Kaşlarını çatarak üzerime doğru gelmeye başladı. Refleksle geriye adımladığımda iyice delirdi deli. Ama kendimi de düşünmeliydim. İşin ucunda taşlanacak olan sadece bendim. Dikkatini dağıtmaya karar vererek,

"Ana ocağına dönelim Tuğrul. Zümrüt anam kahrolmuştur."

Söylediklerimle adımları durdu. Anasına karşı geldiği yeni yeni aklına geliyordu. O kadar hırslanmıştı ki, gözü anasını bile görmemişti.

Başını sallayarak atını işaret etti.

Ata doğru ilerleyip, binmeme yardım etti. Kendi de yerine yerleştiğinde, hızla ana ocağımıza doğru yola çıktık.

Yolda düşüncelere bıraktık kendimizi.Ne o konuştu ne de ben. Emindim, Tuğrul anasının gönlünü nasıl alacağını düşünüyordu. Benim düşüncelerim ise araf kadar karanlıktı.
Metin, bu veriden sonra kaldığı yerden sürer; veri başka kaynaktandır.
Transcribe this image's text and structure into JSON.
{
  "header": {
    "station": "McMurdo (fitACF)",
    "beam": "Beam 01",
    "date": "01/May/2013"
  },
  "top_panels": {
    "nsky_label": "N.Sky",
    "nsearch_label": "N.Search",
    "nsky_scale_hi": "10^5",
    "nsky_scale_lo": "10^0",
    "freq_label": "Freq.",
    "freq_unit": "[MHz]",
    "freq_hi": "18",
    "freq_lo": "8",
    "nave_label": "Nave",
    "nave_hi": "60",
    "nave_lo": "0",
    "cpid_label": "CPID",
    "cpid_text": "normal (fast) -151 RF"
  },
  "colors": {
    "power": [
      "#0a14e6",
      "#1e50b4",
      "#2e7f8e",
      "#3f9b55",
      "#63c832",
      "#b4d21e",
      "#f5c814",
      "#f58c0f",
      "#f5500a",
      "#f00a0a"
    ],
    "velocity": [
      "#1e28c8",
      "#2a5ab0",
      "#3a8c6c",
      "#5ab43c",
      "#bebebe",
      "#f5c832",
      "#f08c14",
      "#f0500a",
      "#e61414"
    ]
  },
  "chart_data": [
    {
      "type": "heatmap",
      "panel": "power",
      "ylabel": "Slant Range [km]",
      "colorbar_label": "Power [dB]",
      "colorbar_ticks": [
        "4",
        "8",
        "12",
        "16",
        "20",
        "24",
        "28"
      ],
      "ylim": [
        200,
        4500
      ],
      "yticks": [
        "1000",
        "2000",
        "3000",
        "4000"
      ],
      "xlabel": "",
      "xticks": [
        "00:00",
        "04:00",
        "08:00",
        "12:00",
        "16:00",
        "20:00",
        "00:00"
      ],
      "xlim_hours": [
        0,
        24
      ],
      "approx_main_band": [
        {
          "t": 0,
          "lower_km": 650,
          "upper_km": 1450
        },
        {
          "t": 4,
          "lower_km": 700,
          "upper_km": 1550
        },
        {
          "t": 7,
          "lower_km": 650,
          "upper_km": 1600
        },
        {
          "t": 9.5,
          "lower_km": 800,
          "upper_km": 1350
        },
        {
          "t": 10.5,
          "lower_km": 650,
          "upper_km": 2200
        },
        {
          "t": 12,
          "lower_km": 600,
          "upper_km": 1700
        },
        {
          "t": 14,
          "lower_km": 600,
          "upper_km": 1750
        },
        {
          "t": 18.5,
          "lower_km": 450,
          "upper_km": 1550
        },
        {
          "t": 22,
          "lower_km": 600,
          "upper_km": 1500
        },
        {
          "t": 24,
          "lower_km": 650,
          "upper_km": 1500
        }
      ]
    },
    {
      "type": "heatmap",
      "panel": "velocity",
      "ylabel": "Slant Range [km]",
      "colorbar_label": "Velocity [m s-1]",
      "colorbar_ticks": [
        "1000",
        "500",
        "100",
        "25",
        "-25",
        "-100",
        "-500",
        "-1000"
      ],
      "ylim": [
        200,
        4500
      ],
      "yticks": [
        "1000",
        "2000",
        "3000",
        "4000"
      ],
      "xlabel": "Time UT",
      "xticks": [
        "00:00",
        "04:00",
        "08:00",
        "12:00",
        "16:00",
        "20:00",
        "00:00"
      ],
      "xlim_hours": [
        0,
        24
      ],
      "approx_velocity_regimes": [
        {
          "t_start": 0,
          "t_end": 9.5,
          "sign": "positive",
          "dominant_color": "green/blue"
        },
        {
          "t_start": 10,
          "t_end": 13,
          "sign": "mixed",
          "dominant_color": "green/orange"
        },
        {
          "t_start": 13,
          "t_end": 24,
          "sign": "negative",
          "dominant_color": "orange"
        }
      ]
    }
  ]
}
Çıkacağım bu yolun ucu görünmüyordu. Zira ben akıbetimin ne olacağını kestiremiyordum. Kazayı hatırlıyordum ama sonrasında ne olduğu, muammaydı.
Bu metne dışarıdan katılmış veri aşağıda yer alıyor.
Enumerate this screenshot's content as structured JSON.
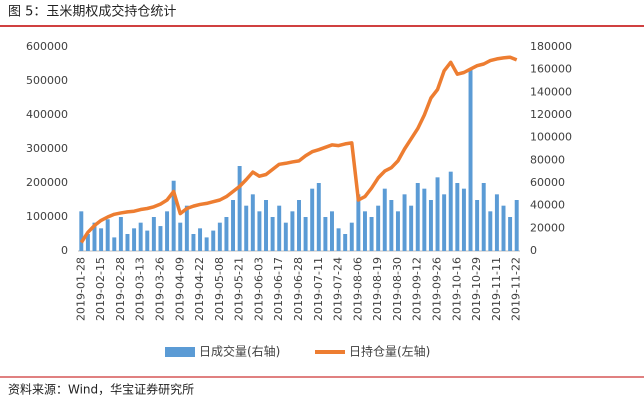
{
  "chart_data": {
    "type": "combo",
    "title": "图 5：玉米期权成交持仓统计",
    "source": "资料来源：Wind，华宝证券研究所",
    "categories": [
      "2019-01-28",
      null,
      null,
      "2019-02-15",
      null,
      null,
      "2019-02-28",
      null,
      null,
      "2019-03-13",
      null,
      null,
      "2019-03-26",
      null,
      null,
      "2019-04-09",
      null,
      null,
      "2019-04-22",
      null,
      null,
      "2019-05-08",
      null,
      null,
      "2019-05-21",
      null,
      null,
      "2019-06-03",
      null,
      null,
      "2019-06-17",
      null,
      null,
      "2019-06-28",
      null,
      null,
      "2019-07-11",
      null,
      null,
      "2019-07-24",
      null,
      null,
      "2019-08-06",
      null,
      null,
      "2019-08-19",
      null,
      null,
      "2019-08-30",
      null,
      null,
      "2019-09-12",
      null,
      null,
      "2019-09-26",
      null,
      null,
      "2019-10-16",
      null,
      null,
      "2019-10-29",
      null,
      null,
      "2019-11-11",
      null,
      null,
      "2019-11-22"
    ],
    "series": [
      {
        "name": "日成交量(右轴)",
        "type": "bar",
        "axis": "y2",
        "color": "#5b9bd5",
        "values": [
          35000,
          15000,
          25000,
          20000,
          28000,
          12000,
          30000,
          15000,
          20000,
          25000,
          18000,
          30000,
          22000,
          35000,
          62000,
          25000,
          40000,
          15000,
          20000,
          12000,
          18000,
          25000,
          30000,
          45000,
          75000,
          40000,
          50000,
          35000,
          45000,
          30000,
          40000,
          25000,
          35000,
          45000,
          30000,
          55000,
          60000,
          30000,
          35000,
          20000,
          15000,
          25000,
          50000,
          35000,
          30000,
          40000,
          55000,
          45000,
          35000,
          50000,
          40000,
          60000,
          55000,
          45000,
          65000,
          50000,
          70000,
          60000,
          55000,
          160000,
          45000,
          60000,
          35000,
          50000,
          40000,
          30000,
          45000
        ]
      },
      {
        "name": "日持仓量(左轴)",
        "type": "line",
        "axis": "y",
        "color": "#ed7d31",
        "values": [
          25000,
          55000,
          75000,
          90000,
          100000,
          108000,
          112000,
          115000,
          117000,
          122000,
          125000,
          130000,
          138000,
          150000,
          175000,
          110000,
          125000,
          132000,
          137000,
          140000,
          145000,
          150000,
          160000,
          175000,
          190000,
          210000,
          232000,
          220000,
          225000,
          240000,
          255000,
          258000,
          262000,
          265000,
          280000,
          292000,
          298000,
          305000,
          312000,
          310000,
          315000,
          318000,
          150000,
          160000,
          185000,
          215000,
          235000,
          245000,
          265000,
          300000,
          330000,
          360000,
          400000,
          450000,
          475000,
          530000,
          555000,
          520000,
          525000,
          535000,
          545000,
          550000,
          560000,
          565000,
          568000,
          570000,
          562000
        ]
      }
    ],
    "ylim": [
      0,
      600000
    ],
    "yticks": [
      0,
      100000,
      200000,
      300000,
      400000,
      500000,
      600000
    ],
    "y2lim": [
      0,
      180000
    ],
    "y2ticks": [
      0,
      20000,
      40000,
      60000,
      80000,
      100000,
      120000,
      140000,
      160000,
      180000
    ]
  }
}
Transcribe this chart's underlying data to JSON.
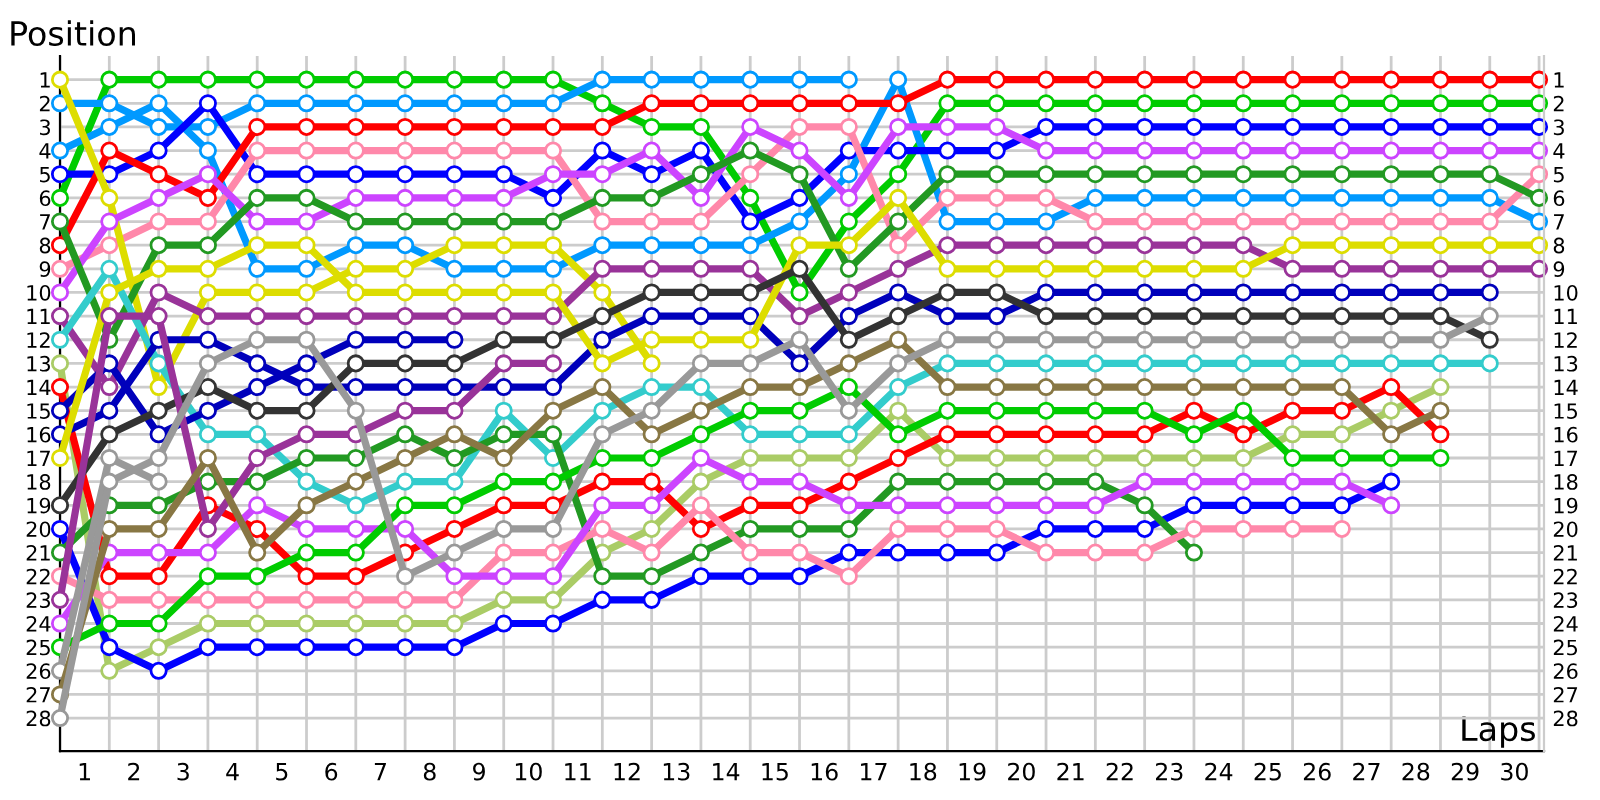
{
  "chart_data": {
    "type": "line",
    "xlabel": "Laps",
    "ylabel": "Position",
    "x": [
      0,
      1,
      2,
      3,
      4,
      5,
      6,
      7,
      8,
      9,
      10,
      11,
      12,
      13,
      14,
      15,
      16,
      17,
      18,
      19,
      20,
      21,
      22,
      23,
      24,
      25,
      26,
      27,
      28,
      29,
      30
    ],
    "xlim": [
      0,
      30.1
    ],
    "xticks": [
      {
        "value": 0,
        "label": null
      },
      {
        "value": 0.5,
        "label": "1"
      },
      {
        "value": 1,
        "label": null
      },
      {
        "value": 1.5,
        "label": "2"
      },
      {
        "value": 2,
        "label": null
      },
      {
        "value": 2.5,
        "label": "3"
      },
      {
        "value": 3,
        "label": null
      },
      {
        "value": 3.5,
        "label": "4"
      },
      {
        "value": 4,
        "label": null
      },
      {
        "value": 4.5,
        "label": "5"
      },
      {
        "value": 5,
        "label": null
      },
      {
        "value": 5.5,
        "label": "6"
      },
      {
        "value": 6,
        "label": null
      },
      {
        "value": 6.5,
        "label": "7"
      },
      {
        "value": 7,
        "label": null
      },
      {
        "value": 7.5,
        "label": "8"
      },
      {
        "value": 8,
        "label": null
      },
      {
        "value": 8.5,
        "label": "9"
      },
      {
        "value": 9,
        "label": null
      },
      {
        "value": 9.5,
        "label": "10"
      },
      {
        "value": 10,
        "label": null
      },
      {
        "value": 10.5,
        "label": "11"
      },
      {
        "value": 11,
        "label": null
      },
      {
        "value": 11.5,
        "label": "12"
      },
      {
        "value": 12,
        "label": null
      },
      {
        "value": 12.5,
        "label": "13"
      },
      {
        "value": 13,
        "label": null
      },
      {
        "value": 13.5,
        "label": "14"
      },
      {
        "value": 14,
        "label": null
      },
      {
        "value": 14.5,
        "label": "15"
      },
      {
        "value": 15,
        "label": null
      },
      {
        "value": 15.5,
        "label": "16"
      },
      {
        "value": 16,
        "label": null
      },
      {
        "value": 16.5,
        "label": "17"
      },
      {
        "value": 17,
        "label": null
      },
      {
        "value": 17.5,
        "label": "18"
      },
      {
        "value": 18,
        "label": null
      },
      {
        "value": 18.5,
        "label": "19"
      },
      {
        "value": 19,
        "label": null
      },
      {
        "value": 19.5,
        "label": "20"
      },
      {
        "value": 20,
        "label": null
      },
      {
        "value": 20.5,
        "label": "21"
      },
      {
        "value": 21,
        "label": null
      },
      {
        "value": 21.5,
        "label": "22"
      },
      {
        "value": 22,
        "label": null
      },
      {
        "value": 22.5,
        "label": "23"
      },
      {
        "value": 23,
        "label": null
      },
      {
        "value": 23.5,
        "label": "24"
      },
      {
        "value": 24,
        "label": null
      },
      {
        "value": 24.5,
        "label": "25"
      },
      {
        "value": 25,
        "label": null
      },
      {
        "value": 25.5,
        "label": "26"
      },
      {
        "value": 26,
        "label": null
      },
      {
        "value": 26.5,
        "label": "27"
      },
      {
        "value": 27,
        "label": null
      },
      {
        "value": 27.5,
        "label": "28"
      },
      {
        "value": 28,
        "label": null
      },
      {
        "value": 28.5,
        "label": "29"
      },
      {
        "value": 29,
        "label": null
      },
      {
        "value": 29.5,
        "label": "30"
      },
      {
        "value": 30,
        "label": null
      }
    ],
    "ylim": [
      29.4,
      0
    ],
    "yticks": [
      1,
      2,
      3,
      4,
      5,
      6,
      7,
      8,
      9,
      10,
      11,
      12,
      13,
      14,
      15,
      16,
      17,
      18,
      19,
      20,
      21,
      22,
      23,
      24,
      25,
      26,
      27,
      28
    ],
    "y2lim": [
      29.4,
      0
    ],
    "y2ticks": [
      1,
      2,
      3,
      4,
      5,
      6,
      7,
      8,
      9,
      10,
      11,
      12,
      13,
      14,
      15,
      16,
      17,
      18,
      19,
      20,
      21,
      22,
      23,
      24,
      25,
      26,
      27,
      28
    ],
    "grid": true,
    "legend": false,
    "marker": "circle",
    "line_style": "solid",
    "series": [
      {
        "color": "#00cc00",
        "values": [
          6,
          1,
          1,
          1,
          1,
          1,
          1,
          1,
          1,
          1,
          1,
          2,
          3,
          3,
          6,
          10,
          7,
          5,
          2,
          2,
          2,
          2,
          2,
          2,
          2,
          2,
          2,
          2,
          2,
          2,
          2
        ]
      },
      {
        "color": "#0099ff",
        "values": [
          2,
          2,
          3,
          3,
          2,
          2,
          2,
          2,
          2,
          2,
          2,
          1,
          1,
          1,
          1,
          1,
          1,
          null,
          null,
          null,
          null,
          null,
          null,
          null,
          null,
          null,
          null,
          null,
          null,
          null,
          null
        ]
      },
      {
        "color": "#0099ff",
        "values": [
          4,
          3,
          2,
          4,
          9,
          9,
          8,
          8,
          9,
          9,
          9,
          8,
          8,
          8,
          8,
          7,
          5,
          1,
          7,
          7,
          7,
          6,
          6,
          6,
          6,
          6,
          6,
          6,
          6,
          6,
          7
        ]
      },
      {
        "color": "#0000ff",
        "values": [
          5,
          5,
          4,
          2,
          5,
          5,
          5,
          5,
          5,
          5,
          6,
          4,
          5,
          4,
          7,
          6,
          4,
          4,
          4,
          4,
          3,
          3,
          3,
          3,
          3,
          3,
          3,
          3,
          3,
          3,
          3
        ]
      },
      {
        "color": "#ff0000",
        "values": [
          8,
          4,
          5,
          6,
          3,
          3,
          3,
          3,
          3,
          3,
          3,
          3,
          2,
          2,
          2,
          2,
          2,
          2,
          1,
          1,
          1,
          1,
          1,
          1,
          1,
          1,
          1,
          1,
          1,
          1,
          1
        ]
      },
      {
        "color": "#ff88aa",
        "values": [
          9,
          8,
          7,
          7,
          4,
          4,
          4,
          4,
          4,
          4,
          4,
          7,
          7,
          7,
          5,
          3,
          3,
          8,
          6,
          6,
          6,
          7,
          7,
          7,
          7,
          7,
          7,
          7,
          7,
          7,
          5
        ]
      },
      {
        "color": "#dddd00",
        "values": [
          1,
          6,
          14,
          10,
          10,
          10,
          9,
          9,
          8,
          8,
          8,
          10,
          13,
          null,
          null,
          null,
          null,
          null,
          null,
          null,
          null,
          null,
          null,
          null,
          null,
          null,
          null,
          null,
          null,
          null,
          null
        ]
      },
      {
        "color": "#cc44ff",
        "values": [
          10,
          7,
          6,
          5,
          7,
          7,
          6,
          6,
          6,
          6,
          5,
          5,
          4,
          6,
          3,
          4,
          6,
          3,
          3,
          3,
          4,
          4,
          4,
          4,
          4,
          4,
          4,
          4,
          4,
          4,
          4
        ]
      },
      {
        "color": "#229922",
        "values": [
          7,
          12,
          8,
          8,
          6,
          6,
          7,
          7,
          7,
          7,
          7,
          6,
          6,
          5,
          4,
          5,
          9,
          7,
          5,
          5,
          5,
          5,
          5,
          5,
          5,
          5,
          5,
          5,
          5,
          5,
          6
        ]
      },
      {
        "color": "#993399",
        "values": [
          11,
          14,
          10,
          11,
          11,
          11,
          11,
          11,
          11,
          11,
          11,
          9,
          9,
          9,
          9,
          11,
          10,
          9,
          8,
          8,
          8,
          8,
          8,
          8,
          8,
          9,
          9,
          9,
          9,
          9,
          9
        ]
      },
      {
        "color": "#33cccc",
        "values": [
          12,
          9,
          13,
          16,
          16,
          18,
          19,
          18,
          18,
          15,
          17,
          15,
          14,
          14,
          16,
          16,
          16,
          14,
          13,
          13,
          13,
          13,
          13,
          13,
          13,
          13,
          13,
          13,
          13,
          13,
          null
        ]
      },
      {
        "color": "#aacc66",
        "values": [
          13,
          26,
          25,
          24,
          24,
          24,
          24,
          24,
          24,
          23,
          23,
          21,
          20,
          18,
          17,
          17,
          17,
          15,
          17,
          17,
          17,
          17,
          17,
          17,
          17,
          16,
          16,
          15,
          14,
          null,
          null
        ]
      },
      {
        "color": "#ff0000",
        "values": [
          14,
          22,
          22,
          19,
          20,
          22,
          22,
          21,
          20,
          19,
          19,
          18,
          18,
          20,
          19,
          19,
          18,
          17,
          16,
          16,
          16,
          16,
          16,
          15,
          16,
          15,
          15,
          14,
          16,
          null,
          null
        ]
      },
      {
        "color": "#0000bb",
        "values": [
          15,
          13,
          16,
          15,
          14,
          13,
          12,
          12,
          12,
          null,
          null,
          null,
          null,
          null,
          null,
          null,
          null,
          null,
          null,
          null,
          null,
          null,
          null,
          null,
          null,
          null,
          null,
          null,
          null,
          null,
          null
        ]
      },
      {
        "color": "#0000bb",
        "values": [
          16,
          15,
          12,
          12,
          13,
          14,
          14,
          14,
          14,
          14,
          14,
          12,
          11,
          11,
          11,
          13,
          11,
          10,
          11,
          11,
          10,
          10,
          10,
          10,
          10,
          10,
          10,
          10,
          10,
          10,
          null
        ]
      },
      {
        "color": "#dddd00",
        "values": [
          17,
          10,
          9,
          9,
          8,
          8,
          10,
          10,
          10,
          10,
          10,
          13,
          12,
          12,
          12,
          8,
          8,
          6,
          9,
          9,
          9,
          9,
          9,
          9,
          9,
          8,
          8,
          8,
          8,
          8,
          8
        ]
      },
      {
        "color": "#333333",
        "values": [
          19,
          16,
          15,
          14,
          15,
          15,
          13,
          13,
          13,
          12,
          12,
          11,
          10,
          10,
          10,
          9,
          12,
          11,
          10,
          10,
          11,
          11,
          11,
          11,
          11,
          11,
          11,
          11,
          11,
          12,
          null
        ]
      },
      {
        "color": "#0000ff",
        "values": [
          20,
          25,
          26,
          25,
          25,
          25,
          25,
          25,
          25,
          24,
          24,
          23,
          23,
          22,
          22,
          22,
          21,
          21,
          21,
          21,
          20,
          20,
          20,
          19,
          19,
          19,
          19,
          18,
          null,
          null,
          null
        ]
      },
      {
        "color": "#229922",
        "values": [
          21,
          19,
          19,
          18,
          18,
          17,
          17,
          16,
          17,
          16,
          16,
          22,
          22,
          21,
          20,
          20,
          20,
          18,
          18,
          18,
          18,
          18,
          19,
          21,
          null,
          null,
          null,
          null,
          null,
          null,
          null
        ]
      },
      {
        "color": "#ff88aa",
        "values": [
          22,
          23,
          23,
          23,
          23,
          23,
          23,
          23,
          23,
          21,
          21,
          20,
          21,
          19,
          21,
          21,
          22,
          20,
          20,
          20,
          21,
          21,
          21,
          20,
          20,
          20,
          20,
          null,
          null,
          null,
          null
        ]
      },
      {
        "color": "#993399",
        "values": [
          23,
          11,
          11,
          20,
          17,
          16,
          16,
          15,
          15,
          13,
          13,
          null,
          null,
          null,
          null,
          null,
          null,
          null,
          null,
          null,
          null,
          null,
          null,
          null,
          null,
          null,
          null,
          null,
          null,
          null,
          null
        ]
      },
      {
        "color": "#cc44ff",
        "values": [
          24,
          21,
          21,
          21,
          19,
          20,
          20,
          20,
          22,
          22,
          22,
          19,
          19,
          17,
          18,
          18,
          19,
          19,
          19,
          19,
          19,
          19,
          18,
          18,
          18,
          18,
          18,
          19,
          null,
          null,
          null
        ]
      },
      {
        "color": "#00cc00",
        "values": [
          25,
          24,
          24,
          22,
          22,
          21,
          21,
          19,
          19,
          18,
          18,
          17,
          17,
          16,
          15,
          15,
          14,
          16,
          15,
          15,
          15,
          15,
          15,
          16,
          15,
          17,
          17,
          17,
          17,
          null,
          null
        ]
      },
      {
        "color": "#999999",
        "values": [
          26,
          17,
          18,
          null,
          null,
          null,
          null,
          null,
          null,
          null,
          null,
          null,
          null,
          null,
          null,
          null,
          null,
          null,
          null,
          null,
          null,
          null,
          null,
          null,
          null,
          null,
          null,
          null,
          null,
          null,
          null
        ]
      },
      {
        "color": "#887744",
        "values": [
          27,
          20,
          20,
          17,
          21,
          19,
          18,
          17,
          16,
          17,
          15,
          14,
          16,
          15,
          14,
          14,
          13,
          12,
          14,
          14,
          14,
          14,
          14,
          14,
          14,
          14,
          14,
          16,
          15,
          null,
          null
        ]
      },
      {
        "color": "#999999",
        "values": [
          28,
          18,
          17,
          13,
          12,
          12,
          15,
          22,
          21,
          20,
          20,
          16,
          15,
          13,
          13,
          12,
          15,
          13,
          12,
          12,
          12,
          12,
          12,
          12,
          12,
          12,
          12,
          12,
          12,
          11,
          null
        ]
      }
    ]
  }
}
O an aklımdan geçen düşünceyle ürperdim. Komadaysam ve Tuğrul bir hayalse?

Gözlerimin dolmasına engel olamadım. Bir an nefesim kesildi. Tuğrul'un göğsüne sığındım biraz daha. Yol uzun değildi, lakin şu kısa zamanda aklımdan geçenler ızdırap vermişti kırık kalbime.

Eve vardığımızda Zümrüt annem, ne yapacağını bilmez gibi sağa sola gidiyordu.

Sesimizle arkasına döndüğünde, bizi görmeyi beklemiyor olacak ki, yerin de dona kaldı.

Sonrasında ikimizi de baştan aşağı inceledi. Gözleri dudaklarımı bulduğunda ağzı açık bir şekilde hızla bakışlarını Tuğrul'a çevirdi. Annesinin bakışlarındaki hayal kırıklığını gördüğünde Tuğrul bakışlarını indirdi.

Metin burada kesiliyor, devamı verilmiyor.